Понятно, то есть и для него ощущения новые и увлекательные. Нравится, что женщина уже разгорячена и готова, и не нужно тратить время на прелюдии. Я и до того замечала, что ему больше всего заходит непосредственно акт, а всё остальное он ощущает финтифлюшками. В его исполнении я тоже так ощущаю. А тут, в кои веки, появилась возможность сразу со вкусного начинать, и владыка не теряется. Но как ужасно это осмысливается и озвучивается! То есть не озвучивается, конечно, но я же думаю, что вот, сын начинает, а папенька доёбывает, и от этого уже чувствую, как уши краснеют.
Но хорошо!
В одну из ночей, когда король уже сделал, что хотел и обнимал, шепча на ухо всякое, и я почти заснула, в комнату вошёл принц и насторожённо замер, глядя на нас:
— Отец?
Я тоже замерла, не зная, что будет.
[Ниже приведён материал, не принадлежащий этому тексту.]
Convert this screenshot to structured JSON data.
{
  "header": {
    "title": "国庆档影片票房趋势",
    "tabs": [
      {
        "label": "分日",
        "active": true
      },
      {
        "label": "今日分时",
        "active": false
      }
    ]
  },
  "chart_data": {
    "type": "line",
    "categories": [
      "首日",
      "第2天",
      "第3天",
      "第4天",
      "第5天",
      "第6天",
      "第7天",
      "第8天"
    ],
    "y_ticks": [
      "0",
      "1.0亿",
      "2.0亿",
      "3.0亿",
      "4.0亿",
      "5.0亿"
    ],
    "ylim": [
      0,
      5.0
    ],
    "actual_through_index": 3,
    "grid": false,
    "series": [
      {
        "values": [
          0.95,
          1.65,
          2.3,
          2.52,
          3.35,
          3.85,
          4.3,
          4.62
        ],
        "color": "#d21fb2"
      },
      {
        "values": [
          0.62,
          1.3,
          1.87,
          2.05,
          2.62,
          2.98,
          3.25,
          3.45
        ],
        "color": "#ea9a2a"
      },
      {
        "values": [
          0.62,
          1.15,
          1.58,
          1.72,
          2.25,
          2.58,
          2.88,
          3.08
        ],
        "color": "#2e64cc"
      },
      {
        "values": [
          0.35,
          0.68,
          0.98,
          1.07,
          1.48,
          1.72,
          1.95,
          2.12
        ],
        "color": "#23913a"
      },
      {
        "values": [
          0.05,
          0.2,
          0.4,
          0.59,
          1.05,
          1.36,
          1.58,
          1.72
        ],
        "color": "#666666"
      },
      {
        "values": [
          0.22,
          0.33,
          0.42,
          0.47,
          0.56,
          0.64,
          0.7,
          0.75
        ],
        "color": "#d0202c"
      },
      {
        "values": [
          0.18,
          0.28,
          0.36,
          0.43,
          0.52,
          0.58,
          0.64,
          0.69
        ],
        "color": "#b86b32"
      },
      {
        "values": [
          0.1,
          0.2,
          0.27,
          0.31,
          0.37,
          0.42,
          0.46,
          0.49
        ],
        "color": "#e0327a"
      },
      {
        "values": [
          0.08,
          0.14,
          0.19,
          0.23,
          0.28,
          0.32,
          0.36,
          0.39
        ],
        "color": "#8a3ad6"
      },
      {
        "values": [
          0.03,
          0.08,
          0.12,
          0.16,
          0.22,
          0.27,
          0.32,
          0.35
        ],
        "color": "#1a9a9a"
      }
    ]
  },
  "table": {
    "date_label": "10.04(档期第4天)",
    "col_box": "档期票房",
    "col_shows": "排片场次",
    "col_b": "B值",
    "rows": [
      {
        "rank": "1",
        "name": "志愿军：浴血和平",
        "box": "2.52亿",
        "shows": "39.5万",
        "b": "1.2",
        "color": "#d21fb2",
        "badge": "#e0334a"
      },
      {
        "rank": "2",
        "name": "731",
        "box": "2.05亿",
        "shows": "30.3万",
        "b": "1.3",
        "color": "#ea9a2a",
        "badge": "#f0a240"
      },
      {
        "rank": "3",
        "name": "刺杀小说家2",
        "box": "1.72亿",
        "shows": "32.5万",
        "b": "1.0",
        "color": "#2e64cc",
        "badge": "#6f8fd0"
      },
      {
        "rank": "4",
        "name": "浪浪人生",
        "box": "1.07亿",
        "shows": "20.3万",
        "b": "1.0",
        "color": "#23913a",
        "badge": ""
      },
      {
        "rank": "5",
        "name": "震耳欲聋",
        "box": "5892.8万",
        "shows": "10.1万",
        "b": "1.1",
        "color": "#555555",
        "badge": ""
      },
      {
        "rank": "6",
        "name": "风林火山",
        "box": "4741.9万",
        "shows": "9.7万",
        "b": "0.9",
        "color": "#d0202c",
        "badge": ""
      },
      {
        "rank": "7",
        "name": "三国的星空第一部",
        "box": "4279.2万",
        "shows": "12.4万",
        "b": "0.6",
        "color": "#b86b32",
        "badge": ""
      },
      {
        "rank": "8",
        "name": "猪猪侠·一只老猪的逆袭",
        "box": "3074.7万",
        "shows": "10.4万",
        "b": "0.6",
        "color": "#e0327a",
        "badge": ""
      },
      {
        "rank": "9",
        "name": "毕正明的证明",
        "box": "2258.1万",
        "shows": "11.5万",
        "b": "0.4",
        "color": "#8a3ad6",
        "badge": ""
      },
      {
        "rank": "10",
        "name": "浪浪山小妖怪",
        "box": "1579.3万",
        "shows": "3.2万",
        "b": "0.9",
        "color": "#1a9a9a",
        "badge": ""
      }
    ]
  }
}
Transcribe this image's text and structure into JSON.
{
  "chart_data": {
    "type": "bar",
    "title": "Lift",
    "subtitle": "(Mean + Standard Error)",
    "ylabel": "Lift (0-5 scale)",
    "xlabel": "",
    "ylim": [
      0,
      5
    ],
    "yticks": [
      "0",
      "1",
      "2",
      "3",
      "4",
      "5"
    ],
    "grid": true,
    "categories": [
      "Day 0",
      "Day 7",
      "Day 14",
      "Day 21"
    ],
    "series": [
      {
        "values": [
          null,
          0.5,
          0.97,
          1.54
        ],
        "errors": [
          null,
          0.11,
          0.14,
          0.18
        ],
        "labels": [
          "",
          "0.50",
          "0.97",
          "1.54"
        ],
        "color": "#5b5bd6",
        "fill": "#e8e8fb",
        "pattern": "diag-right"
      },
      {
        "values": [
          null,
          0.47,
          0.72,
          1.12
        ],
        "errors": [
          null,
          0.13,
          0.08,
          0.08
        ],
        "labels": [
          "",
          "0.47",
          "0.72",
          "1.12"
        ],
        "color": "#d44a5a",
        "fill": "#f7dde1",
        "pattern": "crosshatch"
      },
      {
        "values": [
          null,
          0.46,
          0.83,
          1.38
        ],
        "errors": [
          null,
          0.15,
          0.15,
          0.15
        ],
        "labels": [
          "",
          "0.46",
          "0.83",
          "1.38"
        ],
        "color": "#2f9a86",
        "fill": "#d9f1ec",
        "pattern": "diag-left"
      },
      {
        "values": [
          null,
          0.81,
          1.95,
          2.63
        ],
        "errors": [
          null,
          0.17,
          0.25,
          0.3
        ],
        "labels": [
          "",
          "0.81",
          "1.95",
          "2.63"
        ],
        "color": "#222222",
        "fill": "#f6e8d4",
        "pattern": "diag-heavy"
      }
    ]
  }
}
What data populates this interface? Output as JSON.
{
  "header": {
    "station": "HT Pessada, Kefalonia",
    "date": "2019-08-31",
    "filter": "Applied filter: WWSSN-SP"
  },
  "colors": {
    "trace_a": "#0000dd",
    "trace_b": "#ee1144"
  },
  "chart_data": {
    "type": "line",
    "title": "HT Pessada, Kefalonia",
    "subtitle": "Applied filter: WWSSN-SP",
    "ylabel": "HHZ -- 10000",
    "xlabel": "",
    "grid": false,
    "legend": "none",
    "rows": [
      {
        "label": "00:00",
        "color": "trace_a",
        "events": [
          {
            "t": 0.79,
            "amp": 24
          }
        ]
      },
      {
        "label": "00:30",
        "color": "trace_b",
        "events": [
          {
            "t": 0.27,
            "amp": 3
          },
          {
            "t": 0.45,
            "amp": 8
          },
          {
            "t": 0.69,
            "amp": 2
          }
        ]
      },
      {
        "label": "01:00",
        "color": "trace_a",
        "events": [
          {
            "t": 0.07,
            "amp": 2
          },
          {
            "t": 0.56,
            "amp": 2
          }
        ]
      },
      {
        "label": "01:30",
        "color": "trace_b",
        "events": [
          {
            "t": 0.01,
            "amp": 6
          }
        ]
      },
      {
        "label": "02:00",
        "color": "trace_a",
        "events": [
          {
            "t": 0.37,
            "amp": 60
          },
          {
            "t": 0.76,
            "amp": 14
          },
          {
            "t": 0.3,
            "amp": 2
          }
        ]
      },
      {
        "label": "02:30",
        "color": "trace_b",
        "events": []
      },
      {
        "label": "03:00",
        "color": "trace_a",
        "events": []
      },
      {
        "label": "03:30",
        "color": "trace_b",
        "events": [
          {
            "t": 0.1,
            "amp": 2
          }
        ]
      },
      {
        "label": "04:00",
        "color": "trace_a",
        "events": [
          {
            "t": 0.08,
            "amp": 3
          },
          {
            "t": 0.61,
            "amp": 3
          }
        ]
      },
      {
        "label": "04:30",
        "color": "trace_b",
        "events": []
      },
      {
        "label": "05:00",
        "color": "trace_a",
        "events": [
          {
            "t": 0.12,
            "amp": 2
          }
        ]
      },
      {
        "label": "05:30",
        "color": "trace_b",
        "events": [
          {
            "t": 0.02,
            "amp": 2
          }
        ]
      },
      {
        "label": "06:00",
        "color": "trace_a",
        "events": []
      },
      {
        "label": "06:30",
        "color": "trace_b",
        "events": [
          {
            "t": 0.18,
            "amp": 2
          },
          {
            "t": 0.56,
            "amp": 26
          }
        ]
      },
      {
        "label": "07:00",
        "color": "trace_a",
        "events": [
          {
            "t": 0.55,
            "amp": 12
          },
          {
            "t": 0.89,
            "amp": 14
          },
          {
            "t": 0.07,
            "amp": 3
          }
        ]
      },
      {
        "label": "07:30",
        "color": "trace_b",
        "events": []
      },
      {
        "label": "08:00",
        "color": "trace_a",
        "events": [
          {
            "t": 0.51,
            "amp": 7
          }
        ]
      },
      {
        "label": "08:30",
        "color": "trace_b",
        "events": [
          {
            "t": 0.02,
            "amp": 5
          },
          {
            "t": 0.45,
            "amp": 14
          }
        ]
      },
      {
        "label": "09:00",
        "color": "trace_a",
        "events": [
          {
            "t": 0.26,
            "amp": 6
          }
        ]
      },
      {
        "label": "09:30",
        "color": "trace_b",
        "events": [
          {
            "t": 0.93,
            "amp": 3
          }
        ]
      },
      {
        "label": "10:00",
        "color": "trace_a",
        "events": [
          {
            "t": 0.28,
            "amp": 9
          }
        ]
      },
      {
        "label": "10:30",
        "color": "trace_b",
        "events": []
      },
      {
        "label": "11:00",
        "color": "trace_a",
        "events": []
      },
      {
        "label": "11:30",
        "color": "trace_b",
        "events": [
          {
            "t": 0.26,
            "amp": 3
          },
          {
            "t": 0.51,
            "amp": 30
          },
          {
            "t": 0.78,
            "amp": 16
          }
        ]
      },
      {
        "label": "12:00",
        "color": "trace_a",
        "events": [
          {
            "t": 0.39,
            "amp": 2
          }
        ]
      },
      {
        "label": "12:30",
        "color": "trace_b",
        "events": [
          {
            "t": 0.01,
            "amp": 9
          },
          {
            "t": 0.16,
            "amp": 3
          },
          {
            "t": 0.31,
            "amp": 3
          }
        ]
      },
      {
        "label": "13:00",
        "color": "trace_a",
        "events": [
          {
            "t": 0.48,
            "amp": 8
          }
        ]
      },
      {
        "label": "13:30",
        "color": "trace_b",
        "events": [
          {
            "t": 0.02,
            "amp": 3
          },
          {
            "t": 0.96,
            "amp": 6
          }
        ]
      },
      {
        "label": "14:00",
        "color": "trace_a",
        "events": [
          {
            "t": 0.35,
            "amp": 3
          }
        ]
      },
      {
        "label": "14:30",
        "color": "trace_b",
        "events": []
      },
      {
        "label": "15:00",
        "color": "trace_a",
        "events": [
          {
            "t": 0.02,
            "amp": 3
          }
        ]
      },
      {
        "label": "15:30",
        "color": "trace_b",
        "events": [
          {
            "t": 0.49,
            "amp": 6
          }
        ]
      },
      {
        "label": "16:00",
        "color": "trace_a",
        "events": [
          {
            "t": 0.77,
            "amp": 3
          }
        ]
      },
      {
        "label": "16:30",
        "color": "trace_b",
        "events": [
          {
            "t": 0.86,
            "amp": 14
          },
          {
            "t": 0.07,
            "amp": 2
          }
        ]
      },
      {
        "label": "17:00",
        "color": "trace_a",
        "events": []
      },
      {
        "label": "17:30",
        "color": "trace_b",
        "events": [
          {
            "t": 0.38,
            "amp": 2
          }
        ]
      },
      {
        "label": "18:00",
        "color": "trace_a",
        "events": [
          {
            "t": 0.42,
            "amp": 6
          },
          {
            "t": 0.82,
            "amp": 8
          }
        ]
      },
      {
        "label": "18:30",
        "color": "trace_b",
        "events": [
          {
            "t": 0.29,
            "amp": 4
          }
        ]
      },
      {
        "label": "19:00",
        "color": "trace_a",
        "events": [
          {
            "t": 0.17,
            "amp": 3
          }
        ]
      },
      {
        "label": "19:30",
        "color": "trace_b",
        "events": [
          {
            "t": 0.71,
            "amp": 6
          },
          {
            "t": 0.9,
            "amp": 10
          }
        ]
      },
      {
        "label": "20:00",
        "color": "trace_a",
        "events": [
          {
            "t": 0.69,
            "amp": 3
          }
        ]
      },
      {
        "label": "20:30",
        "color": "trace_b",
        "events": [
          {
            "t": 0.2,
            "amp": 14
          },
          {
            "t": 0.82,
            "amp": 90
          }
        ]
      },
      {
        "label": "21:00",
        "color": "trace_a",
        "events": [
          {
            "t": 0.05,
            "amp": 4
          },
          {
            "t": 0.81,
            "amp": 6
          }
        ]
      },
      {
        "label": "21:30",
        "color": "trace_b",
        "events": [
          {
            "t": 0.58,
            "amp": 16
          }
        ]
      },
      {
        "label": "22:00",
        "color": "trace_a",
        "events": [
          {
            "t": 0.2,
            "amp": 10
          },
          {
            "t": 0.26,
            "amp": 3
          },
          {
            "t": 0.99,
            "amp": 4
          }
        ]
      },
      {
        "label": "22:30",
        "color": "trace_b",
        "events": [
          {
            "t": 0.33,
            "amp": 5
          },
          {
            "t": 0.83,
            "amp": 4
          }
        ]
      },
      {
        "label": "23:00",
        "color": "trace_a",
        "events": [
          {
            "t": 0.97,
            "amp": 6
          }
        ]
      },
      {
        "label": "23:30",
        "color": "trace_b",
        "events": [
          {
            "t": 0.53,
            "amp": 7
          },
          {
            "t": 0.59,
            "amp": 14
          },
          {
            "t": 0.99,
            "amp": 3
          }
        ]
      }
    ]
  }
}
Трандуил, приподнявшись, кивнул, с досадой, но без агрессии:
— Аранен.
И тут же исчез, оставив меня испытывать неловкость перед Леголасом. Которого я покинула, как всегда, сладко заснувшим; но вот сегодня он проснулся и решил, что ему одиноко. Напряжённо ждала, не оскорбится ли он и не уйдёт ли, и с облегчением вздохнула, поняв, что он не сердится, когда принц разделся, лёг рядом и обнял.
Спала я теперь больше днём, и к завтраку вставала нечасто.
Вот и сегодня пришла есть, когда проснулась, и странно ощущала себя в пустой, залитой светом трапезной, глядя, как лепестки опадают с розовых плетей, увивающих колонны и капители. Пустынное место — королевский дворец. Как я понимаю, остались в нём только те, без кого не обойтись Трандуилу в ближайшее время, и в ком он хоть как-то уверен. Не увижу я эльфийского двора во всём блеске и великолепии — король эгоистичен, себялюбив и предпочитает пожить поскромнее какое-то, совсем недолгое для него время, но не рисковать. Хотя, казалось бы, чем он рискует? Не представляю, чтобы мне мог понравиться кто-то ещё.
Тут, остановившись и даже слегка поперхнувшись, вспомнила про лориэнского посла и про Глоренлина. Это не человеческий мир! Да, мне может нравиться кто-то ещё. Ладно. К тому же, пусть лучше дворец будет пустынен, зато не придётся переживать и фальшиво улыбаться, глядя, как Трандуил кого-то убивает. Кого-то, чья смерть меня огорчит, а победа принесёт горе.
Дожёвывая, заинтересовалась, чем занимается принц, когда я сплю по утрам, и, недолго думая, попросила брауни проводить к нему.
По красноватому песку арены скакали два беловолосых эльфа с мечами. Поглядывая на них, тихонько обошла арену и забралась повыше, в царскую ложу. Стоять рядом не хотелось: быстрые непредсказуемые перемещения, не отслеживаемые человеческим глазом, заставляли опасаться. Хотя они наверняка контролировали ситуацию, но наверху казалось комфортнее.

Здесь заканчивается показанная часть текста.